Abstract

ABSTRACT Seen as historically masculine, the road movie has privileged the white heterosexual male and thus perpetuated its traditional patriarchal configuration. To counteract the genre’s gendered nature, some scholars have pointed to the growing need to study women’s road movies, yet never in the context of experimental filmmaking, which was institutionalized as thoroughly masculine with women’s work dismissed as peripheral or excessively lyrical. To fill this gap, I build on feminist geography and automobilities research to discuss the “feminine” road movie aesthetics in contemporary experimental films, Sophie Calle’s No Sex Last Night (1992), Su Friedrich’s Rules of the Road (1993), Michaela Grill’s Carte Noir (2014) and Faith Arazi and Madeleine Mori’s Through a Field (2019).

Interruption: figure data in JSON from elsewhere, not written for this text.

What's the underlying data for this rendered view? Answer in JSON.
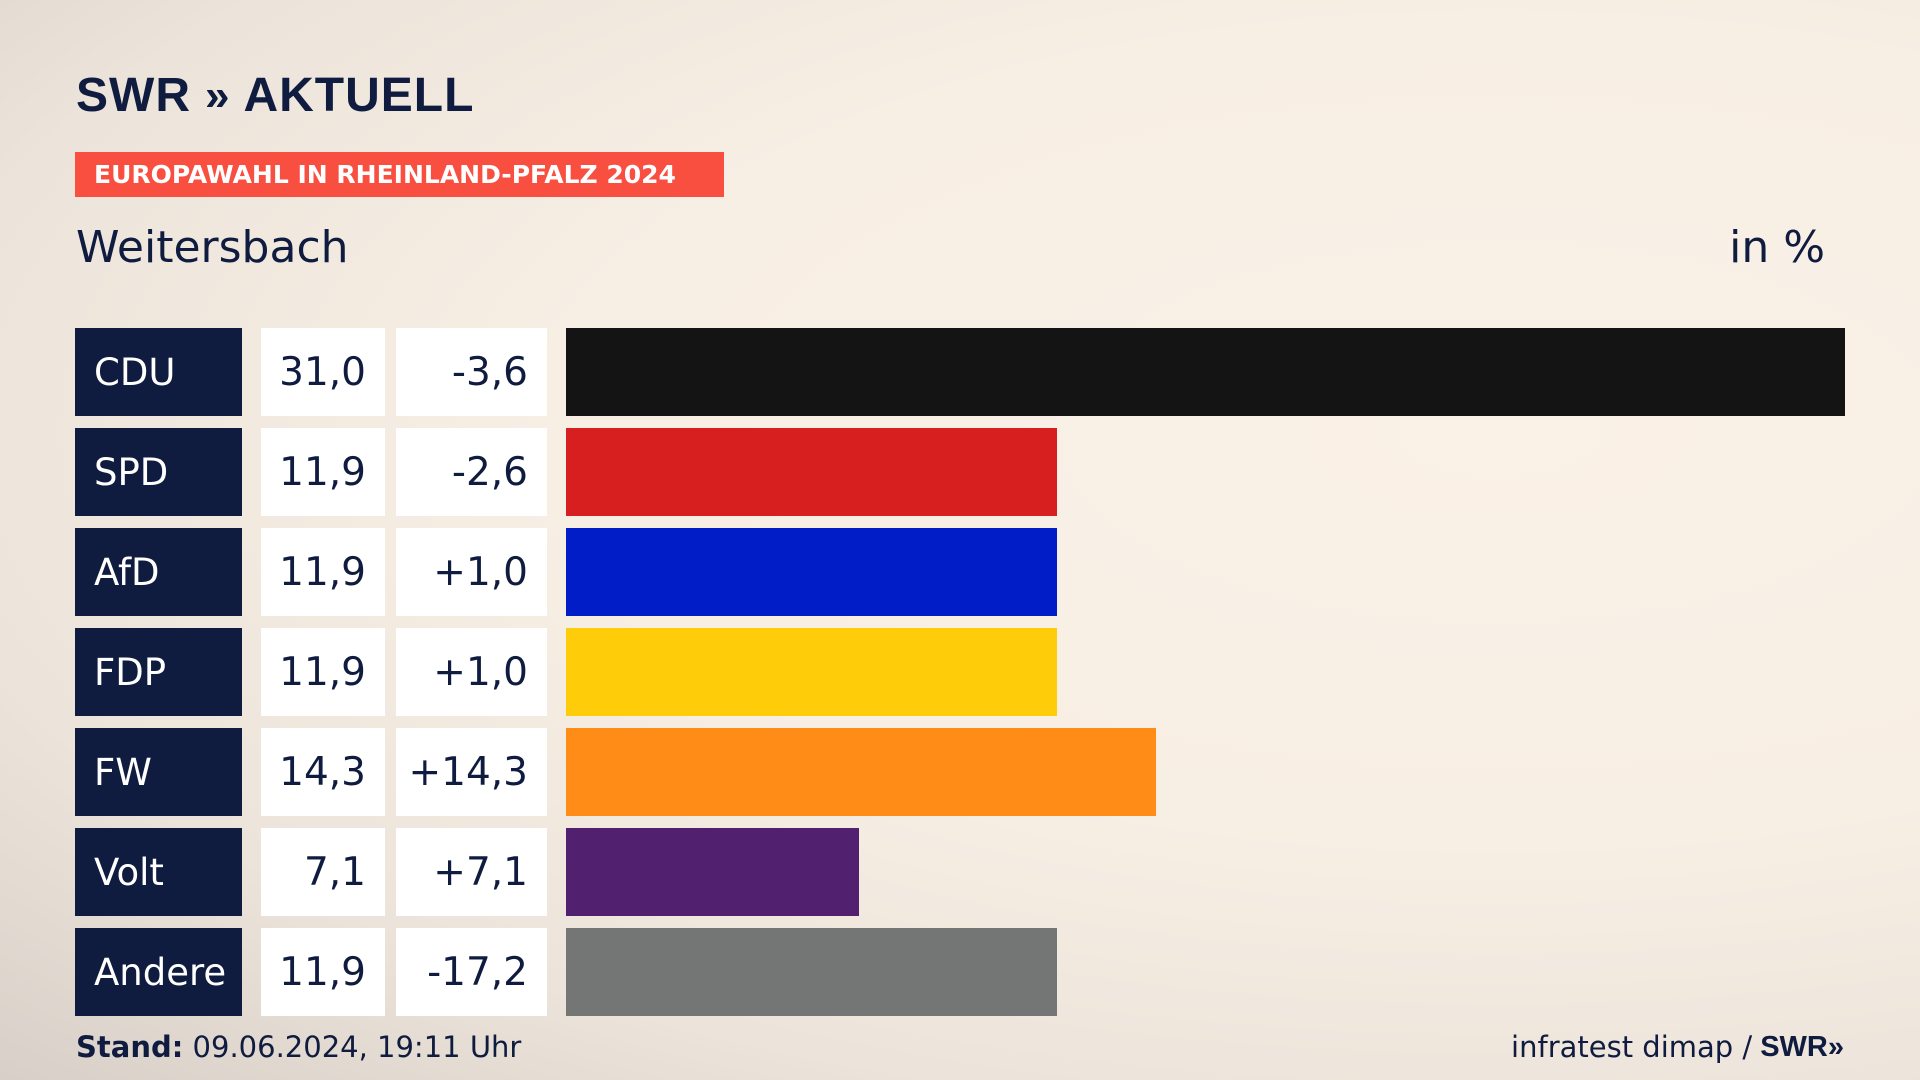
{
  "brand": {
    "logo_swr": "SWR",
    "logo_chevrons": "»",
    "logo_aktuell": "AKTUELL"
  },
  "banner": "EUROPAWAHL IN RHEINLAND-PFALZ 2024",
  "place": "Weitersbach",
  "unit_label": "in %",
  "chart_data": {
    "type": "bar",
    "categories": [
      "CDU",
      "SPD",
      "AfD",
      "FDP",
      "FW",
      "Volt",
      "Andere"
    ],
    "values": [
      31.0,
      11.9,
      11.9,
      11.9,
      14.3,
      7.1,
      11.9
    ],
    "value_labels": [
      "31,0",
      "11,9",
      "11,9",
      "11,9",
      "14,3",
      "7,1",
      "11,9"
    ],
    "diff_labels": [
      "-3,6",
      "-2,6",
      "+1,0",
      "+1,0",
      "+14,3",
      "+7,1",
      "-17,2"
    ],
    "diffs": [
      -3.6,
      -2.6,
      1.0,
      1.0,
      14.3,
      7.1,
      -17.2
    ],
    "colors": [
      "#141414",
      "#d71f1f",
      "#001dc8",
      "#ffcc09",
      "#ff8c17",
      "#51206f",
      "#747575"
    ],
    "xlim": [
      0,
      31.0
    ],
    "orientation": "horizontal"
  },
  "footer": {
    "stand_label": "Stand:",
    "stand_value": "09.06.2024, 19:11 Uhr",
    "source": "infratest dimap /",
    "source_brand": "SWR",
    "source_chevrons": "»"
  }
}
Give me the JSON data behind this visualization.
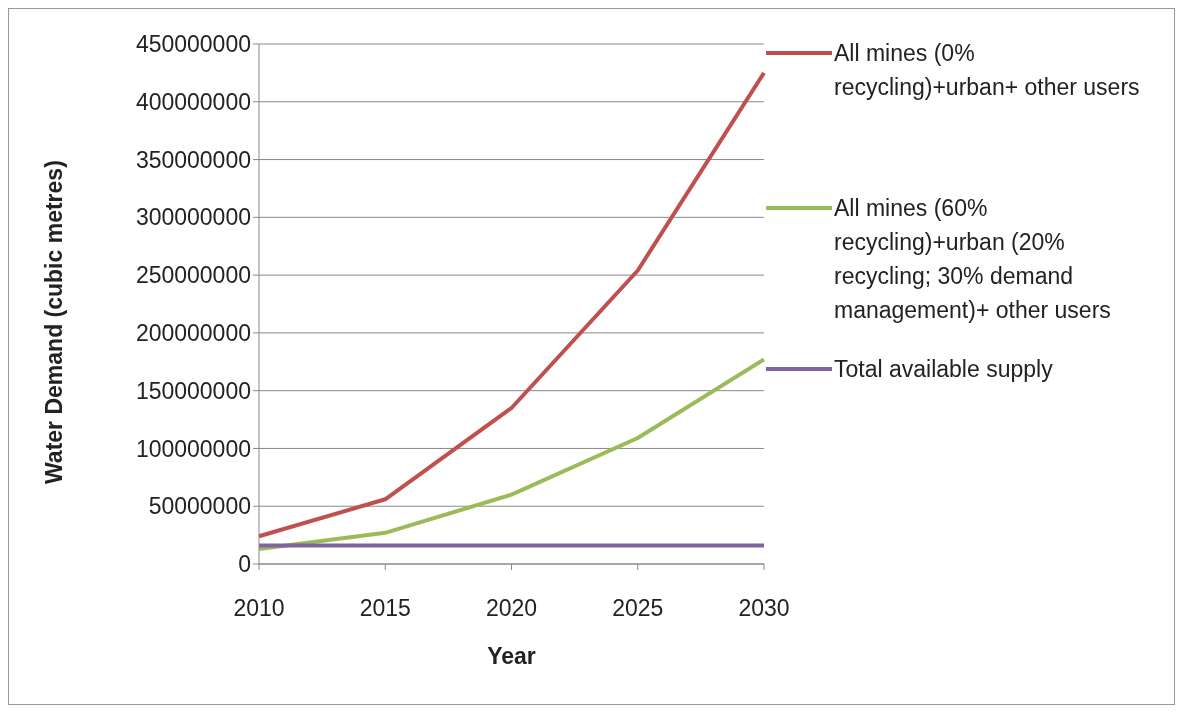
{
  "chart_data": {
    "type": "line",
    "xlabel": "Year",
    "ylabel": "Water Demand (cubic metres)",
    "categories": [
      "2010",
      "2015",
      "2020",
      "2025",
      "2030"
    ],
    "series": [
      {
        "name": "All mines (0% recycling)+urban+ other users",
        "color": "#c0504d",
        "values": [
          24000000,
          56000000,
          135000000,
          254000000,
          425000000
        ]
      },
      {
        "name": "All mines (60% recycling)+urban (20% recycling; 30% demand management)+ other users",
        "color": "#9bbb59",
        "values": [
          13000000,
          27000000,
          60000000,
          109000000,
          177000000
        ]
      },
      {
        "name": "Total available supply",
        "color": "#8064a2",
        "values": [
          16000000,
          16000000,
          16000000,
          16000000,
          16000000
        ]
      }
    ],
    "ylim": [
      0,
      450000000
    ],
    "yticks": [
      0,
      50000000,
      100000000,
      150000000,
      200000000,
      250000000,
      300000000,
      350000000,
      400000000,
      450000000
    ],
    "grid": "y",
    "legend": "right"
  }
}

While Carte Noir and Through a Field construct a lone female nomadic story and Double Blind and Rules of the Road embrace the couple road movie format, all works contest the road as a masculine space and question the genderedness of mobility through a strong emphasis on the (female) self and embodied practices of driving. This signals the cinematic transformation of women from a desired object to a creative subject, consequently denying the spectator the usual pleasures associated with voyeurism, fetishism and the (patriarchal) spectacle.